Estes fatores são particularmente importantes porque mantêm o ouro numa posição de equilíbrio de longo prazo, limitando quedas profundas e criando uma base para aumentos sustentados de preço.
Expectativas de curto e longo prazo
Curto prazo (de alguns dias a algumas semanas): O mercado deverá principalmente absorver a forte volatilidade de segunda-feira. A baixa atividade de final de ano pode continuar a causar oscilações acentuadas. A divulgação das atas da reunião de dezembro do Fed será o foco principal. É provável que o preço do ouro oscile na faixa de 4.300-4.450 USD, usando este período para ajustar os indicadores técnicos.
Médio e longo prazo (até 2026): A lógica de suporte ao mercado de ouro ainda não foi quebrada, embora a sua forma possa mudar.
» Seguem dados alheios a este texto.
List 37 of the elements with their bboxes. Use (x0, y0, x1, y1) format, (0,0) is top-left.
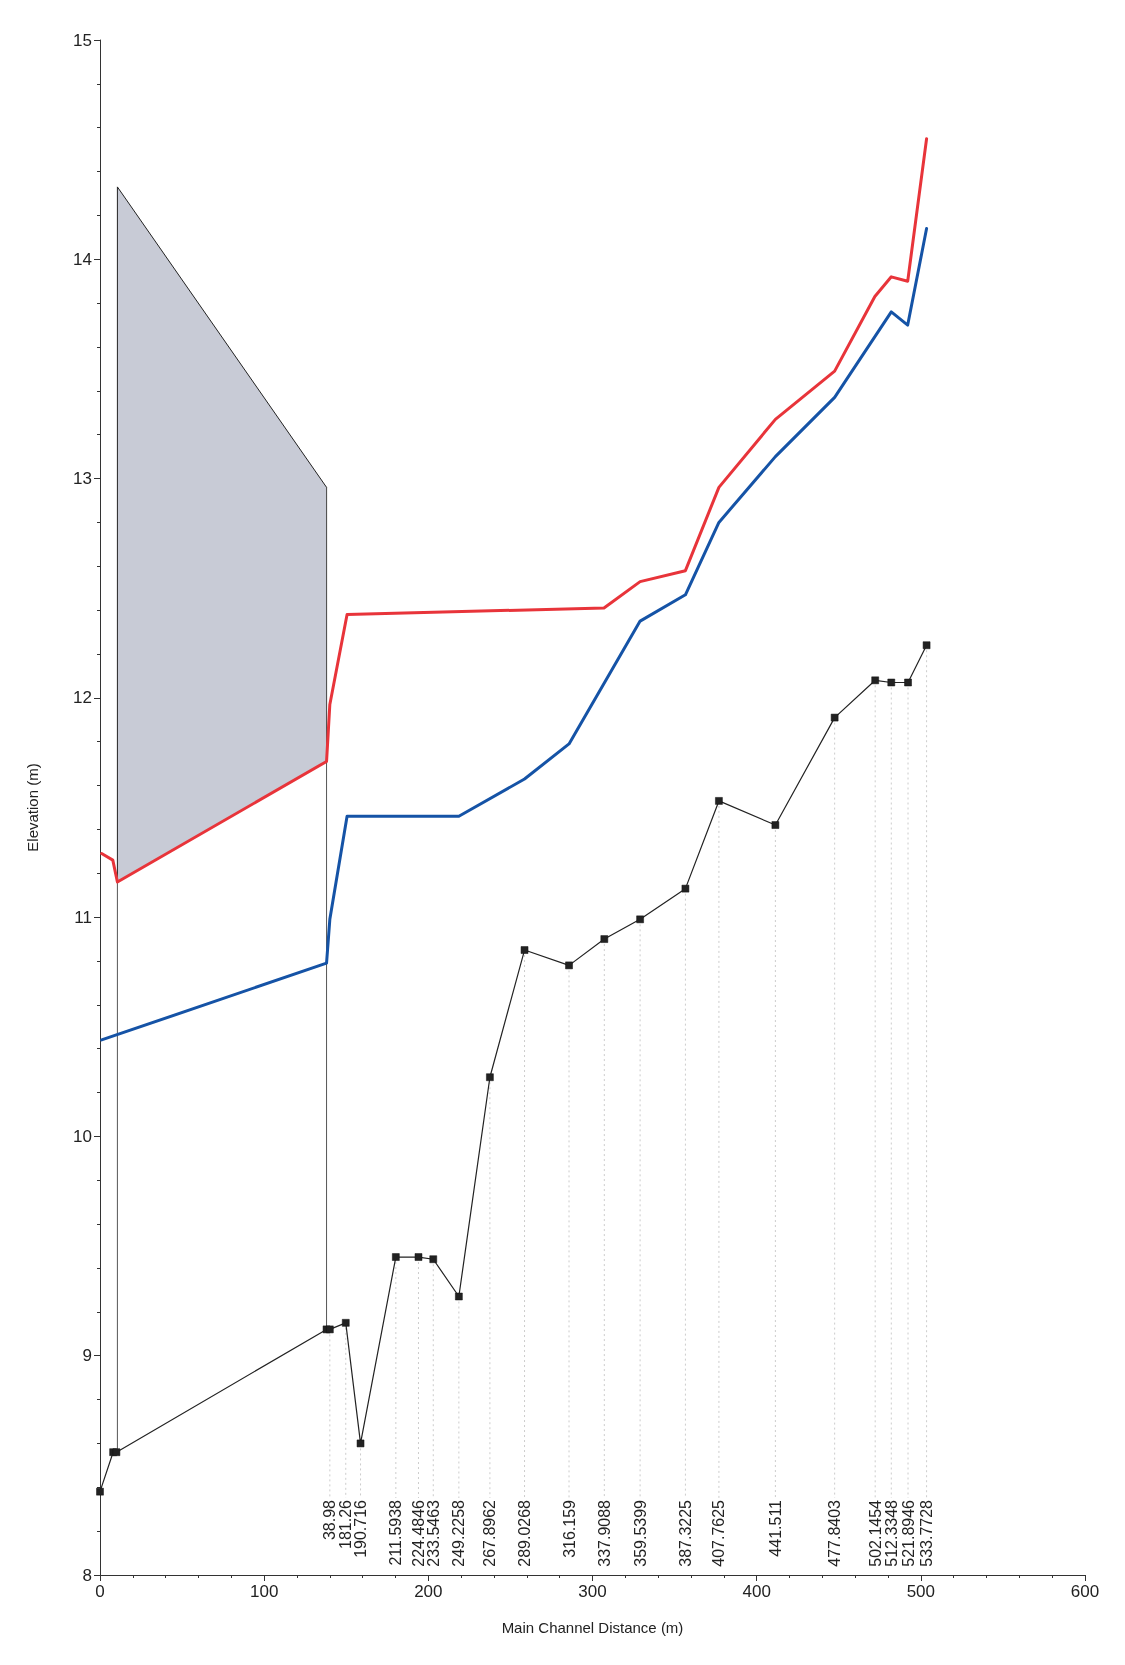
annotation: 387.3225 (676, 1499, 694, 1567)
y-tick-label: 9 (82, 1346, 92, 1366)
annotation: 359.5399 (631, 1499, 649, 1567)
annotation: 441.511 (766, 1499, 784, 1557)
y-axis-title: Elevation (m) (24, 763, 41, 852)
y-tick-label: 13 (73, 469, 92, 489)
x-tick-label: 300 (578, 1582, 607, 1601)
annotation: 521.8946 (899, 1499, 917, 1567)
y-tick-label: 11 (74, 907, 92, 927)
annotation: 181.26 (337, 1499, 355, 1549)
x-tick-label: 600 (1070, 1582, 1100, 1601)
y-tick-label: 10 (73, 1126, 92, 1146)
annotation: 316.159 (560, 1499, 578, 1558)
annotation: 477.8403 (826, 1499, 844, 1567)
annotation: 38.98 (321, 1499, 339, 1541)
annotation: 233.5463 (424, 1499, 442, 1567)
annotation: 224.4846 (409, 1499, 427, 1567)
y-tick-label: 15 (73, 30, 92, 50)
annotation: 337.9088 (595, 1499, 613, 1567)
annotation: 289.0268 (516, 1499, 534, 1567)
y-tick-label: 8 (82, 1565, 92, 1585)
x-tick-label: 0 (95, 1582, 105, 1601)
y-tick-label: 12 (73, 688, 92, 708)
annotation: 190.716 (352, 1499, 370, 1558)
x-tick-label: 500 (906, 1582, 936, 1601)
annotation: 407.7625 (710, 1499, 728, 1567)
annotation: 267.8962 (481, 1499, 499, 1567)
annotation: 211.5938 (387, 1499, 405, 1566)
annotation: 533.7728 (918, 1499, 936, 1567)
annotation: 512.3348 (882, 1499, 900, 1567)
x-axis-title: Main Channel Distance (m) (501, 1619, 684, 1636)
y-tick-label: 14 (73, 249, 92, 269)
x-tick-label: 400 (742, 1582, 771, 1601)
x-tick-label: 200 (414, 1582, 443, 1601)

O analista Kelvin Wong mantém uma perspetiva otimista, acreditando que o objetivo de preço nos próximos 6 meses pode atingir 5.010 USD. Segundo o especialista Robert Gottlieb, o mercado está a passar de uma fase de especulação para uma era apoiada por uma procura estrutural — o que oferece uma base mais sólida para o aumento de preço.
No entanto, os investidores não devem esperar repetir o impressionante aumento de 2025. O mercado irá focar-se na expectativa de taxas de juro reais, eventos geopolíticos e na tendência do dólar USD. A volatilidade tornará-se uma nova normalidade, com oscilações fortes frequentes, mas principalmente uma troca saudável de fases do mercado, não um sinal de fim de mercado de alta.
Conclusão
A queda de 4,5% do ouro é uma libertação concentrada do estado de sobrecompra técnica e do risco de liquidez de curto prazo. Apesar da intensidade, não abala os fundamentos de longo prazo de subida. Para os investidores, compreender a transição de uma fase de “ruptura frenética” para uma de “avanço sólido” — de impulso especulativo para procura estrutural — é a chave para se adaptarem a esta nova fase do mercado de ouro.